Invest in Open Infrastructure (IOI)
As more and more open tools and infrastructure become essential to researchers, we need to develop sustainability models and resilient strategies to ensure their long term availability. The coronavirus pandemic has severely impacted academic institutions and their ability to support key infrastructure that is essential to the work of scientists, students, librarians and other academic staff. We are joining a growing number of funding organizations supporting Invest in Open Infrastructure (IOI) — a non-profit initiative dedicated to helping focus investments in the open technology on which research relies. This $80K grant will help IOI and its Executive Director, Kaitlin Thaney, to advance their mission by shedding light on challenges, conducting research, and working with funders and institutional decision makers to enact change.

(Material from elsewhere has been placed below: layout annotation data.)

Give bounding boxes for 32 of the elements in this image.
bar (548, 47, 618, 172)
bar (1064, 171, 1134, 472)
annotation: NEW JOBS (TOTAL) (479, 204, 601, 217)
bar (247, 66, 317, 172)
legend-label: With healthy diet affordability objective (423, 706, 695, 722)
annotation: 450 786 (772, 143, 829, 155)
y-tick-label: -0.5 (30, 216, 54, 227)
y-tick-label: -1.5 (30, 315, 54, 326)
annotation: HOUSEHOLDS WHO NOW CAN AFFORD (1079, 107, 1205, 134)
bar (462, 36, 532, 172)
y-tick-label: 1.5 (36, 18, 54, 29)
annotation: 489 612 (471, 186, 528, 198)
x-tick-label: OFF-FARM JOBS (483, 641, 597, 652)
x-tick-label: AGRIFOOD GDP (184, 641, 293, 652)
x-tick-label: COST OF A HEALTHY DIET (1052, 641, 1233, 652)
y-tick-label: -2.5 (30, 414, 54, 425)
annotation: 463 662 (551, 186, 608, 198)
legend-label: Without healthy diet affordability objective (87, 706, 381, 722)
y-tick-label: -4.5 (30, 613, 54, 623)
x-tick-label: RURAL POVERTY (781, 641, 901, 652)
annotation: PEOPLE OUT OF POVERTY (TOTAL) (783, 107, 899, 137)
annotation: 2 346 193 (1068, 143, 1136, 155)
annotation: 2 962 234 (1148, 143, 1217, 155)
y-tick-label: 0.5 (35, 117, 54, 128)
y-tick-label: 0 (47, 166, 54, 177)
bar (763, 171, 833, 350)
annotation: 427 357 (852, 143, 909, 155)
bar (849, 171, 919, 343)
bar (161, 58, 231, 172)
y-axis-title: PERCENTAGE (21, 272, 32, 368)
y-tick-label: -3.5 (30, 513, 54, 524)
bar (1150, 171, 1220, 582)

There’s still a long way to achieve universal and immediate access to all research outputs and knowledge and to make this access equitable and sustainable. Learn more about our goals and current initiatives in CZI’s Open Science program.

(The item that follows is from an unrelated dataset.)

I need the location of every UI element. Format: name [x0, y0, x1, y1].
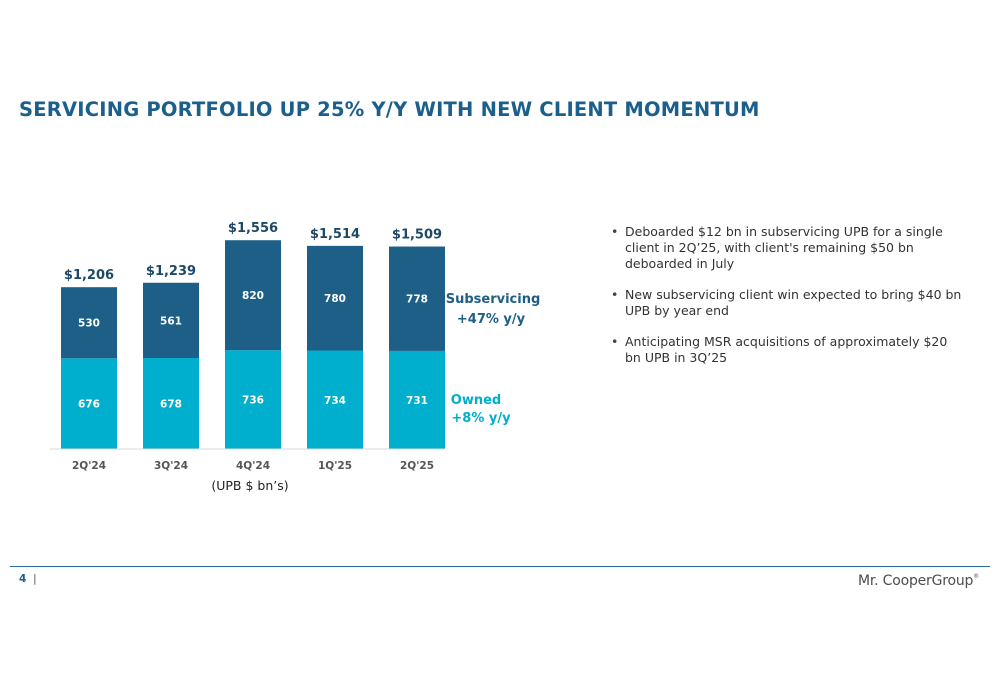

We want to acknowledge several advisors and reviewers who, along with CZI staffers, helped us design the EOSS program or participated in the review process for this funding cycle: Alberto Bacchelli, Amy Bernard, C. Titus Brown, Abby Cabunoc Mayes, David Feng, Amel Ghouila, Allen Goodman, Mahmoud Hashemi, David Haussler, Peter Kharchenko, Julia Lowndes, Molly Maleckar, Debbie Marks, Marius Pachitariu, Karthik Ram, Stephan Saalfeld, and Yo Yehudi.
Dario Taraborelli, Science Program Officer, Open Science
Dario is a social computing researcher and an open knowledge advocate. As the Science Program Officer for Open Science at CZI, his goal is to build programs and technology to support open, reproducible, and accessible research. Prior to joining CZI, he served as the Director, Head of Research at the Wikimedia Foundation, the non-profit that operates Wikipedia and its sister projects. As a co-author of the Altmetrics Manifesto, a co-founder of the Initiative for Open Citations, and a long-standing open access advocate, he has been designing systems and programs to accelerate the discoverability and reuse of scientific knowledge by scholars, policy makers, and the general public alike.